Canarias Libre

REFLEXIONES ACERCA DEL POEMA "GODO"

(I) ¿Qué es el GODO?

Francisco Javier González

El compañero Tanausú ha insertado en las páginas de poemas de "Canarias Libre" el titulado "GODO", de Domingo Acosta Guión, acompañándolo de una breve pero enjundiosa reseña biográfica del poeta palmero, explicando como las copias del mismo se repartían manuscrita en toda la isla. Puedo dar fe de la realidad del hecho ya que yo mismo las recibí en 1964 de manos de un amigo, Luis Rodríguez, médico en Los Sauces por aquella época, con el encargo de copiarlas y devolvérselas.

El GODO es, justamente, ese especímen humano (sic) que retrata el poema. No basta nacer en España y emigrar a esta tierra canaria para ser godo. Se necesita, además, la prepotencia del que se sabe en tierra colonizada y sometida y se cree, por ello, superior al pobre "indígena". Todos vienen, como con gráfica expresión decimos en el país, "con una mano atrás y otra alantre", pero, sin excepción, todos han dejado en España al menos un cortijo, o una rica parentela y hasta algún título que le confiere una presunta hidalguía, pero, también sin excepción, todos buscan desesperadamente el acomodo que suponen merecer por tan altas cualidades y tan noble cuna. También hay otros -los "godillos"- más modestos. No son "ricos de cuna", son solo "enterados", sobacos ilustrados que presumen de cultos, y que nadie puede entender como dejaron atras tan altos acomodos y tantas sinecuras en la "madre patria" para venir a estas colonias llenas de magos brutos. Este especímen en particular abunda en la Administración -tanto estatal como autonómica- en la enseñanza y en algunas profesiones liberales. Los ejemplos están a la vuelta de cualquier esquina y muchos de ellos han trepado a altos cargos, incluso en las direcciones de los partidos "nacionalistas".

Estos ejemplares son los GODOS y, como afirma "Tenique" -aparte del tirón de orejas que me dedica- no todos los españoles son godos, pero si todos los godos son españoles. Un canario puede comportarse como un godo, a eso lo llamamos "agodarse", pero no puede ser un godo. Le faltará siempre el sentimiento de que está en tiera conquistada, sentimiento que es privativo del español, incluyendo a los españoles nacidos en Canarias que pueden guardar ese sentimiento de español copnquistador durante varias generaciones, como sucede con algunos apellidos que figuran en los "Nobiliarios".

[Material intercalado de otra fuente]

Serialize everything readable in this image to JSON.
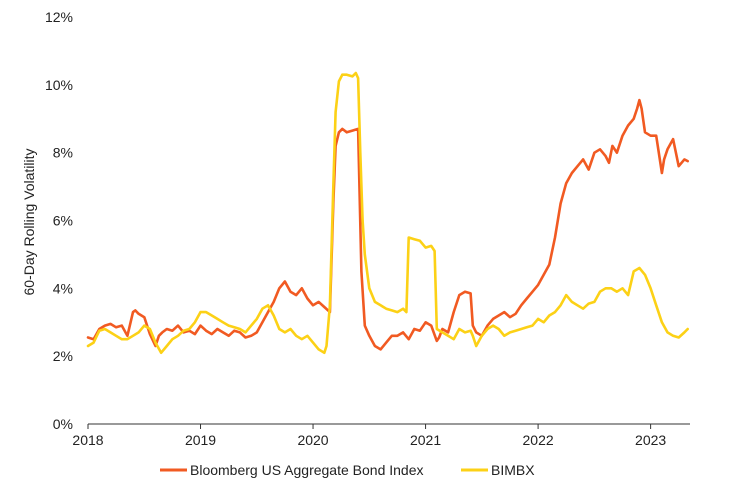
{
  "chart_data": {
    "type": "line",
    "title": "",
    "xlabel": "",
    "ylabel": "60-Day Rolling Volatility",
    "xlim": [
      2018,
      2023.35
    ],
    "ylim": [
      0,
      12
    ],
    "x_ticks": [
      2018,
      2019,
      2020,
      2021,
      2022,
      2023
    ],
    "x_tick_labels": [
      "2018",
      "2019",
      "2020",
      "2021",
      "2022",
      "2023"
    ],
    "y_ticks": [
      0,
      2,
      4,
      6,
      8,
      10,
      12
    ],
    "y_tick_labels": [
      "0%",
      "2%",
      "4%",
      "6%",
      "8%",
      "10%",
      "12%"
    ],
    "grid": false,
    "legend_position": "bottom",
    "series": [
      {
        "name": "Bloomberg US Aggregate Bond Index",
        "color": "#f15a22",
        "x": [
          2018.0,
          2018.05,
          2018.1,
          2018.15,
          2018.2,
          2018.25,
          2018.3,
          2018.35,
          2018.4,
          2018.42,
          2018.45,
          2018.5,
          2018.55,
          2018.6,
          2018.63,
          2018.66,
          2018.7,
          2018.75,
          2018.8,
          2018.85,
          2018.9,
          2018.95,
          2019.0,
          2019.05,
          2019.1,
          2019.15,
          2019.2,
          2019.25,
          2019.3,
          2019.35,
          2019.4,
          2019.45,
          2019.5,
          2019.55,
          2019.6,
          2019.65,
          2019.7,
          2019.75,
          2019.8,
          2019.85,
          2019.9,
          2019.95,
          2020.0,
          2020.05,
          2020.1,
          2020.15,
          2020.18,
          2020.2,
          2020.23,
          2020.26,
          2020.3,
          2020.35,
          2020.4,
          2020.43,
          2020.46,
          2020.5,
          2020.55,
          2020.6,
          2020.65,
          2020.7,
          2020.75,
          2020.8,
          2020.85,
          2020.9,
          2020.95,
          2021.0,
          2021.05,
          2021.1,
          2021.12,
          2021.15,
          2021.2,
          2021.25,
          2021.3,
          2021.35,
          2021.4,
          2021.42,
          2021.45,
          2021.5,
          2021.55,
          2021.6,
          2021.65,
          2021.7,
          2021.75,
          2021.8,
          2021.85,
          2021.9,
          2021.95,
          2022.0,
          2022.05,
          2022.1,
          2022.15,
          2022.2,
          2022.25,
          2022.3,
          2022.35,
          2022.4,
          2022.45,
          2022.5,
          2022.55,
          2022.6,
          2022.63,
          2022.66,
          2022.7,
          2022.75,
          2022.8,
          2022.85,
          2022.88,
          2022.9,
          2022.92,
          2022.95,
          2023.0,
          2023.05,
          2023.1,
          2023.12,
          2023.15,
          2023.2,
          2023.25,
          2023.3,
          2023.33
        ],
        "values": [
          2.55,
          2.5,
          2.8,
          2.9,
          2.95,
          2.85,
          2.9,
          2.6,
          3.3,
          3.35,
          3.25,
          3.15,
          2.65,
          2.3,
          2.6,
          2.7,
          2.8,
          2.75,
          2.9,
          2.7,
          2.75,
          2.65,
          2.9,
          2.75,
          2.65,
          2.8,
          2.7,
          2.6,
          2.75,
          2.7,
          2.55,
          2.6,
          2.7,
          3.0,
          3.3,
          3.6,
          4.0,
          4.2,
          3.9,
          3.8,
          4.0,
          3.7,
          3.5,
          3.6,
          3.45,
          3.3,
          6.5,
          8.2,
          8.6,
          8.7,
          8.6,
          8.65,
          8.7,
          4.5,
          2.9,
          2.6,
          2.3,
          2.2,
          2.4,
          2.6,
          2.6,
          2.7,
          2.5,
          2.8,
          2.75,
          3.0,
          2.9,
          2.45,
          2.55,
          2.8,
          2.7,
          3.3,
          3.8,
          3.9,
          3.85,
          2.9,
          2.7,
          2.6,
          2.9,
          3.1,
          3.2,
          3.3,
          3.15,
          3.25,
          3.5,
          3.7,
          3.9,
          4.1,
          4.4,
          4.7,
          5.5,
          6.5,
          7.1,
          7.4,
          7.6,
          7.8,
          7.5,
          8.0,
          8.1,
          7.9,
          7.7,
          8.2,
          8.0,
          8.5,
          8.8,
          9.0,
          9.3,
          9.55,
          9.3,
          8.6,
          8.5,
          8.5,
          7.4,
          7.8,
          8.1,
          8.4,
          7.6,
          7.8,
          7.75
        ]
      },
      {
        "name": "BIMBX",
        "color": "#fcd116",
        "x": [
          2018.0,
          2018.05,
          2018.1,
          2018.15,
          2018.2,
          2018.25,
          2018.3,
          2018.35,
          2018.4,
          2018.45,
          2018.5,
          2018.55,
          2018.6,
          2018.65,
          2018.7,
          2018.75,
          2018.8,
          2018.85,
          2018.9,
          2018.95,
          2019.0,
          2019.05,
          2019.1,
          2019.15,
          2019.2,
          2019.25,
          2019.3,
          2019.35,
          2019.4,
          2019.45,
          2019.5,
          2019.55,
          2019.6,
          2019.65,
          2019.7,
          2019.75,
          2019.8,
          2019.85,
          2019.9,
          2019.95,
          2020.0,
          2020.05,
          2020.1,
          2020.12,
          2020.15,
          2020.18,
          2020.2,
          2020.23,
          2020.26,
          2020.3,
          2020.35,
          2020.38,
          2020.4,
          2020.42,
          2020.44,
          2020.46,
          2020.5,
          2020.55,
          2020.6,
          2020.65,
          2020.7,
          2020.75,
          2020.8,
          2020.83,
          2020.85,
          2020.9,
          2020.95,
          2021.0,
          2021.05,
          2021.08,
          2021.1,
          2021.15,
          2021.2,
          2021.25,
          2021.3,
          2021.35,
          2021.4,
          2021.42,
          2021.45,
          2021.5,
          2021.55,
          2021.6,
          2021.65,
          2021.7,
          2021.75,
          2021.8,
          2021.85,
          2021.9,
          2021.95,
          2022.0,
          2022.05,
          2022.1,
          2022.15,
          2022.2,
          2022.25,
          2022.3,
          2022.35,
          2022.4,
          2022.45,
          2022.5,
          2022.55,
          2022.6,
          2022.65,
          2022.7,
          2022.75,
          2022.8,
          2022.85,
          2022.9,
          2022.95,
          2023.0,
          2023.05,
          2023.1,
          2023.15,
          2023.2,
          2023.25,
          2023.3,
          2023.33
        ],
        "values": [
          2.3,
          2.4,
          2.75,
          2.8,
          2.7,
          2.6,
          2.5,
          2.5,
          2.6,
          2.7,
          2.9,
          2.8,
          2.4,
          2.1,
          2.3,
          2.5,
          2.6,
          2.75,
          2.8,
          3.0,
          3.3,
          3.3,
          3.2,
          3.1,
          3.0,
          2.9,
          2.85,
          2.8,
          2.7,
          2.9,
          3.1,
          3.4,
          3.5,
          3.2,
          2.8,
          2.7,
          2.8,
          2.6,
          2.5,
          2.6,
          2.4,
          2.2,
          2.1,
          2.3,
          3.5,
          7.0,
          9.2,
          10.1,
          10.3,
          10.3,
          10.25,
          10.35,
          10.2,
          8.0,
          6.0,
          5.0,
          4.0,
          3.6,
          3.5,
          3.4,
          3.35,
          3.3,
          3.4,
          3.3,
          5.5,
          5.45,
          5.4,
          5.2,
          5.25,
          5.1,
          2.8,
          2.7,
          2.6,
          2.5,
          2.8,
          2.7,
          2.75,
          2.6,
          2.3,
          2.6,
          2.8,
          2.9,
          2.8,
          2.6,
          2.7,
          2.75,
          2.8,
          2.85,
          2.9,
          3.1,
          3.0,
          3.2,
          3.3,
          3.5,
          3.8,
          3.6,
          3.5,
          3.4,
          3.55,
          3.6,
          3.9,
          4.0,
          4.0,
          3.9,
          4.0,
          3.8,
          4.5,
          4.6,
          4.4,
          4.0,
          3.5,
          3.0,
          2.7,
          2.6,
          2.55,
          2.7,
          2.8
        ]
      }
    ]
  }
}
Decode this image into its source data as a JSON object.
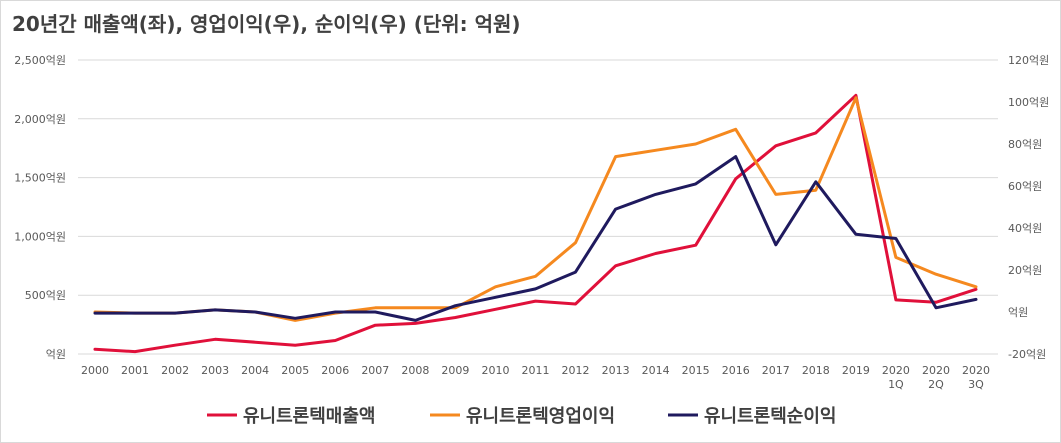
{
  "title": "20년간 매출액(좌), 영업이익(우), 순이익(우) (단위: 억원)",
  "colors": {
    "sales": "#e0103a",
    "op_income": "#f5891f",
    "net_income": "#1f1a5e",
    "grid": "#d9d9d9"
  },
  "chart_data": {
    "type": "line",
    "x": [
      "2000",
      "2001",
      "2002",
      "2003",
      "2004",
      "2005",
      "2006",
      "2007",
      "2008",
      "2009",
      "2010",
      "2011",
      "2012",
      "2013",
      "2014",
      "2015",
      "2016",
      "2017",
      "2018",
      "2019",
      "2020\n1Q",
      "2020\n2Q",
      "2020\n3Q"
    ],
    "y_left": {
      "ylim": [
        0,
        2500
      ],
      "ticks": [
        0,
        500,
        1000,
        1500,
        2000,
        2500
      ],
      "tick_labels": [
        "억원",
        "500억원",
        "1,000억원",
        "1,500억원",
        "2,000억원",
        "2,500억원"
      ]
    },
    "y_right": {
      "ylim": [
        -20,
        120
      ],
      "ticks": [
        -20,
        0,
        20,
        40,
        60,
        80,
        100,
        120
      ],
      "tick_labels": [
        "-20억원",
        "억원",
        "20억원",
        "40억원",
        "60억원",
        "80억원",
        "100억원",
        "120억원"
      ]
    },
    "grid": true,
    "legend": "bottom",
    "series": [
      {
        "name": "유니트론텍매출액",
        "axis": "left",
        "color_key": "sales",
        "values": [
          40,
          20,
          75,
          125,
          100,
          75,
          115,
          245,
          260,
          310,
          380,
          450,
          425,
          750,
          855,
          925,
          1490,
          1770,
          1880,
          2200,
          460,
          440,
          550
        ]
      },
      {
        "name": "유니트론텍영업이익",
        "axis": "right",
        "color_key": "op_income",
        "values": [
          0,
          -0.5,
          -0.5,
          1,
          0,
          -4,
          -0.5,
          2,
          2,
          2,
          12,
          17,
          33,
          74,
          77,
          80,
          87,
          56,
          58,
          102,
          26,
          18,
          12
        ]
      },
      {
        "name": "유니트론텍순이익",
        "axis": "right",
        "color_key": "net_income",
        "values": [
          -0.5,
          -0.5,
          -0.5,
          1,
          0,
          -3,
          0,
          0,
          -4,
          3,
          7,
          11,
          19,
          49,
          56,
          61,
          74,
          32,
          62,
          37,
          35,
          2,
          6
        ]
      }
    ]
  }
}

Frente al godo, el colonizado genera espontáneamente el antigodismo. No es ni siquiera un comportamiento político. Es un sentimiento. El síndrome del colonizado es parte de la esencia del coloniaje y una de las expresiones de ese síndrome es la reacción de denigrar a aquellos que encuadramos como opresores. Por ello el antigodismo forma parte de la propia esencia subconsciente del pueblo canario. He oido a un suegro enfrentarse a su yerno, tras muchos años de normal convivencia, diciéndole "godo tenías que ser" y a un Presidente de Cabildo, militante de un partido español, referirse a un Consejero autonómico con una frase lapidaria "el godo que no lo hace a la entrada lo hace a la salida". Sin ir más lejos, en este mismo debate, el compañero "Mahorero" aclara el tema incluso sin pretenderlo cuando afirma: "me apena que muchas veces siento una cierta antipatía a alguien solo por su acento, pero hay muchas razones para que esto haya sucedido y siga sucediendo".

Lo que no podemos, a no debemos, confundir es antigodismo con antiespañolismo. El primero es un sentimiento, una respuesta instintiva, epidérmica, al ninguneo histórico. El antiespañolismo es una posición política y, como tal, es consciente , aunque muchas veces -cuando se ha asumido conscientemente- pueda brotar expontáneamente. Analizarlo conlleva previamente definir otras cuestiones, objetivo este que dejo para el próximo debate.